For some time Miss Craven watched, but only a game-keeper passed, a drenched setter at his heels, and with a little shiver she turned back to the room. She moved about restlessly, lifting books to lay them down immediately, ransacking the cabinets for prints that at a second glance failed to interest, and examining the bronzes that she had known from childhood with lengthy intentness as if she saw them now for the first time.

A footman came and silently replenished the fire. Her thoughts, interrupted, swung into a new channel. She sat down at the writing table and drawing toward her a sheet of paper slowly wrote the date. Beyond that she did not get. The ink dried on the pen as she stared at the blank sheet, unable to express as she wished the letter she had intended to write.

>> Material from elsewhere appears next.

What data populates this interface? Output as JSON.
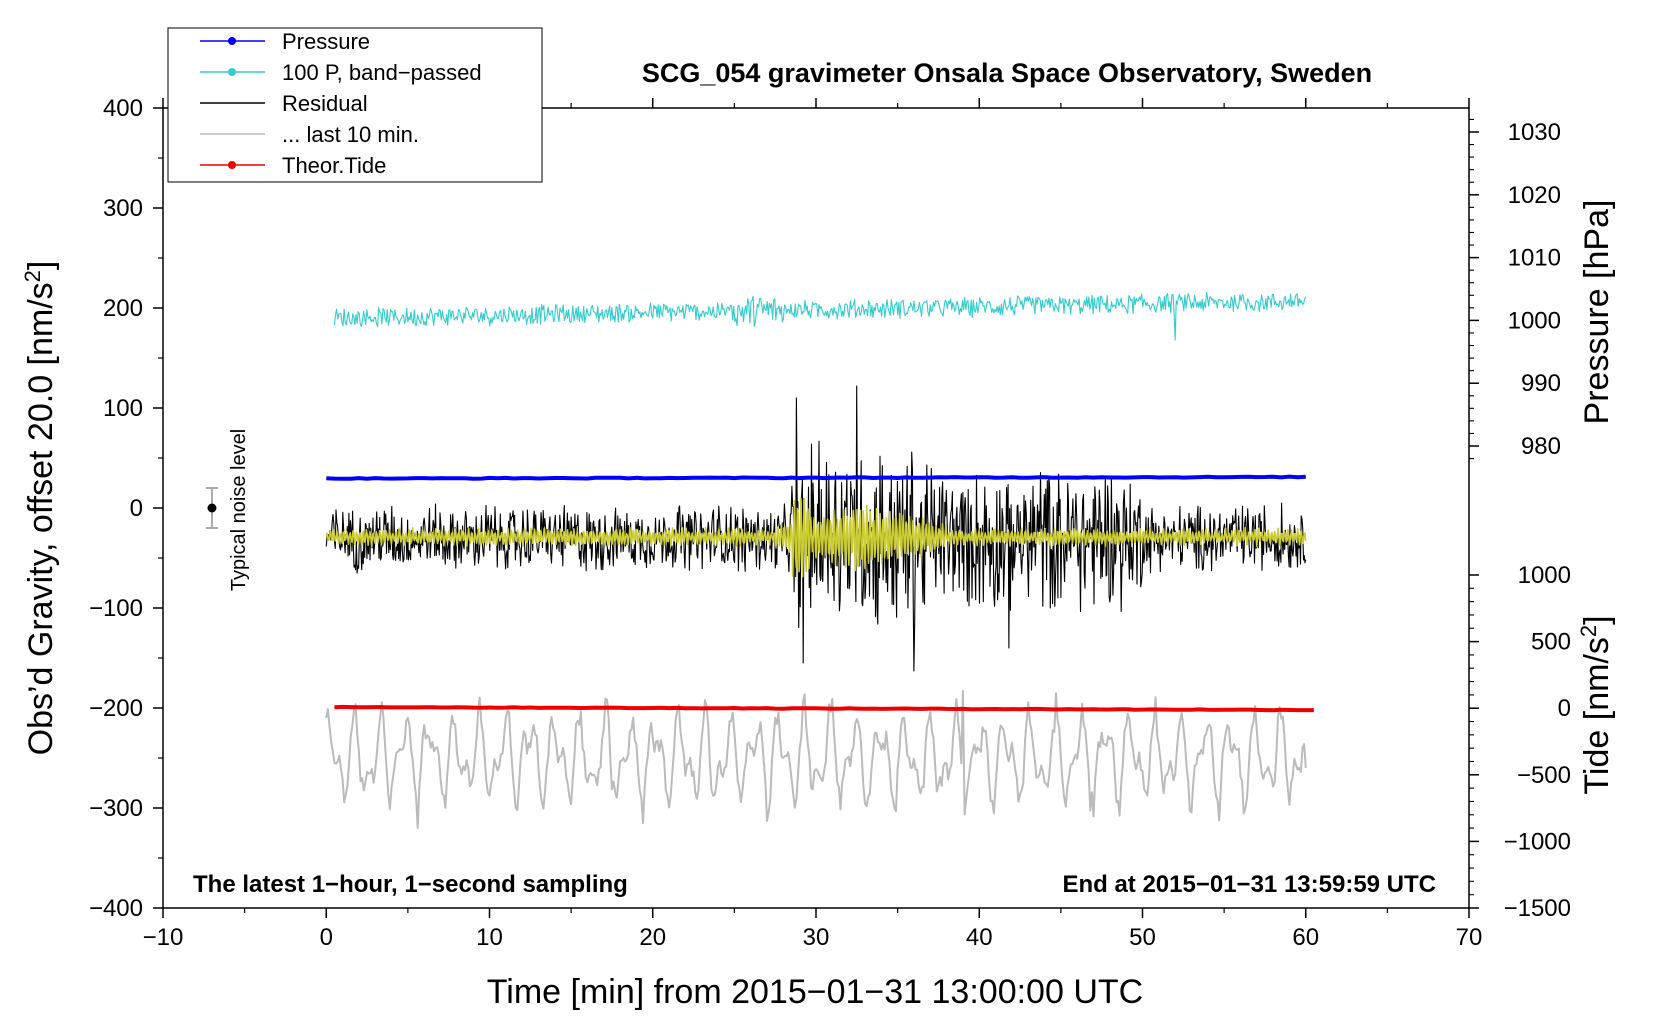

She laid the silver holder down at last with a hopeless gesture and her eyes turned to a bronze figure that served as a paper weight. It was a piece of her own work and she handled it lovingly with a curiously sad smile until a second hard sob broke from her and pushing it away she covered her face with her hands.

“Not for myself, God knows it’s not for myself,” she whispered, as if in extenuation. And mastering herself with an effort she made a second attempt to write but at the end of half a dozen words rose impatiently, crumpled the paper in her hand and walking to the fireplace threw it among the blazing logs.

She watched it curl and discolour, the writing blackly distinct, and crumble into ashes. Then from force of habit she searched for a cigarette in a box on the mantelpiece, but as she lit it a sudden thought arrested her and after a moment’s hesitation the cigarette followed the half—written letter into the fire.

With an impatient shrug she went back to an arm chair and again tried to read, but though her eyes mechanically followed the words on the printed page she did not notice what she was reading and laying the book down she gave up all further endeavour to distract her wandering thoughts. They were not pleasant and when, a little later, the door opened she turned her head expectantly with a sigh of relief. Peters came in briskly.

“I’ve come to inquire,” he said laughing, “the family pew held me in solitary state this morning. Time was when I never minded, but this last year has spoiled me. I was booked for lunch but I came as soon as I could. Nobody ill, I hope?”